In the Interest of O.A., a Minor Child
COA05
In this case, a father sought to reduce his monthly child support payments, claiming his income had decreased and he had two additional children to support. The Dallas Court of Appeals affirmed the trial court's decision to deny the modification. The court emphasized that under Texas Family Code § 156.401(a), a person seeking a change must prove a 'material and substantial change' by providing clear evidence of both their financial situation at the time of the original order and their current circumstances. Because the father failed to admit recent financial documents like pay stubs into evidence—relying instead on testimony and outdated tax returns—the court held he did not meet his legal burden of proof.
Litigation Takeaway
"To successfully modify child support, you must present a complete evidentiary record; testimony alone is often insufficient without supporting documents like current pay stubs and tax returns to prove a material change in financial circumstances."
In the Interest of S.M.T. and S.J.T., Children
COA14
In a pending SAPCR, the appellant tried to immediately appeal trial-court orders denying motions to correct the reporter’s record and clerk’s record. The Fourteenth Court of Appeals applied the final-judgment rule, noted that interlocutory orders are appealable only when a statute expressly authorizes it, and found no statute permitting an interlocutory appeal from record-correction rulings.
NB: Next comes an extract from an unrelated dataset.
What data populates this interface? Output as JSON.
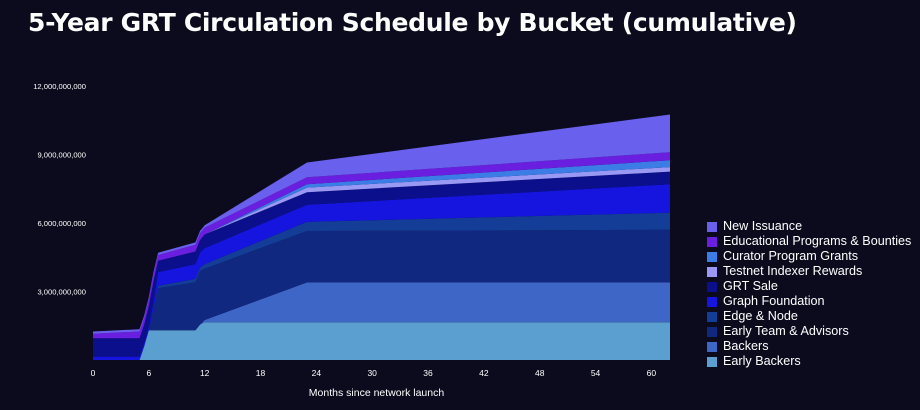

Because the challenged orders were purely interlocutory and did not dispose of all parties and claims, the court dismissed the appeal for want of jurisdiction.
Litigation Takeaway
"You cannot create appellate jurisdiction by appealing a procedural ruling about the contents of the record. In family-law cases, record-correction disputes usually must be handled through the proper correction procedures, preserved for review after a final judgment, or—if truly extraordinary—addressed by mandamus rather than a stand-alone interlocutory appeal."